IN THE UNITED STATES COURT OF APPEALS
FOR THE FIFTH CIRCUIT United States Court of Appeals
Fifth Circuit
FILED
August 25, 2009
No. 08-61092
Summary Calendar Charles R. Fulbruge III
Clerk
JUAN CARLOS AJEATAS YAT,
Petitioner
v.
ERIC H. HOLDER, U.S. ATTORNEY GENERAL,
Respondent
Petition for Review of an Order of the
Board of Immigration Appeals
BIA No. A72 452 799
Before DAVIS, STEWART, and HAYNES, Circuit Judges.
PER CURIAM:*
Juan Carlos Ajeatas Yat, a native and citizen of Guatemala, petitions for
review of the Board of Immigration Appeals’ (BIA) denial of his application for
cancellation of removal pursuant to §203(b) of the Nicaraguan Adjustment and
Central American Relief Act (NACARA), Pub. L. No. 105-100, 111 Stat. 2160,
2198-99 (1997). Yat argues that the BIA erred in finding that he had not shown
sufficient hardship to warrant cancellation of removal.
*
Pursuant to 5TH CIR . R. 47.5, the court has determined that this opinion should not
be published and is not precedent except under the limited circumstances set forth in 5TH CIR .
R. 47.5.4.
No. 08-61092
Section 203 of NACARA amended § 309(f) of the Illegal Immigration
Reform and Immigrant Responsibility Act of 1996, Pub. L. No. 104-208, 110 Stat.

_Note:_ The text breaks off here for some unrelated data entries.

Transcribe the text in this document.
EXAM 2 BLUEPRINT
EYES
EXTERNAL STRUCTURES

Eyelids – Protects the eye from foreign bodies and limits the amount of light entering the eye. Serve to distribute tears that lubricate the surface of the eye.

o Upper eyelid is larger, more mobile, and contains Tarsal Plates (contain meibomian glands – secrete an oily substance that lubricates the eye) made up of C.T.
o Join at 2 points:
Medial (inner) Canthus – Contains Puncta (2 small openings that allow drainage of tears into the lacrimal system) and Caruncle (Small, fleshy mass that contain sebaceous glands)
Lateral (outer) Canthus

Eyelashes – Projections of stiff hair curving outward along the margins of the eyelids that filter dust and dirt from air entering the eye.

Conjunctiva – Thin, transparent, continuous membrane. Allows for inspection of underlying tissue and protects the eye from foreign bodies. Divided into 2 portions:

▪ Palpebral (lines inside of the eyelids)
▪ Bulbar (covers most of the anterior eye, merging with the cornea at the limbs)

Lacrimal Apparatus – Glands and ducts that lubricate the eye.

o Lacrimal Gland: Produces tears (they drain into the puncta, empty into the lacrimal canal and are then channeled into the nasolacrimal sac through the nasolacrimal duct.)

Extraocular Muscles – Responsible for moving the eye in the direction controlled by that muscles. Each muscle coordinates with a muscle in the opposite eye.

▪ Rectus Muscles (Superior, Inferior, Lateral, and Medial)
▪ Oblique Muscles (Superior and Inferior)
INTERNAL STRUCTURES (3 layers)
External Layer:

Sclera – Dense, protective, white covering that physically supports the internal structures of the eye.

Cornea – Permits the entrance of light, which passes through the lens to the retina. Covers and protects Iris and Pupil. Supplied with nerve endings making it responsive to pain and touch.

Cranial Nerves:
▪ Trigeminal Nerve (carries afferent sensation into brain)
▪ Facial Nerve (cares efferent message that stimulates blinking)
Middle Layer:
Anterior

3009, to establish rules to permit certain classes of aliens, including those from
Guatemala, to apply for cancellation of removal under what is titled the
“SPECIAL RULE FOR CANCELLATION OF REMOVAL.” 111 Stat. 2160,
2198-99. Pursuant to the “special rule,” eligible aliens may seek cancellation of
removal under Immigration and Nationality Act (INA) § 240A (codified at 8
U.S.C. § 1229b). Id. To succeed, the applicant must show, inter alia, that (1) he
has been present in the United States for at least seven years immediately
preceding the date on which he filed his application, (2) he has been a person of
good moral character during that period, and (3) his removal would result in
extreme hardship to either himself or a qualifying relative. Id.
The application for cancellation of removal under the special rules applied
to certain Guatemalans under NACARA is subject to the jurisdiction-stripping
provision of 8 U.S.C. § 1252(a)(2)(B). See NACARA § 203(b), 111 Stat. 2160,
2198-99. Accordingly, we lack jurisdiction to review the challenge to the BIA’s
denial of that form of discretionary relief. See Sung v. Keisler, 505 F.3d 372, 377
(5th Cir. 2007). However, § 1252(a)(2)(B) does not prevent this court from
considering constitutional claims or questions of law. See § 1252(a)(2)(D). While
attempting to couch his arguments as questions of law, Yat’s arguments boil
down to a dispute over the Immigration Judge’s weighing and finding of facts.
Accordingly, this court lacks jurisdiction to review the BIA’s denial of Yat’s
application for cancellation of removal under NACARA § 203(b). See Sung, 505
F.3d at 377.
Yat’s petition for review is DISMISSED for lack of jurisdiction.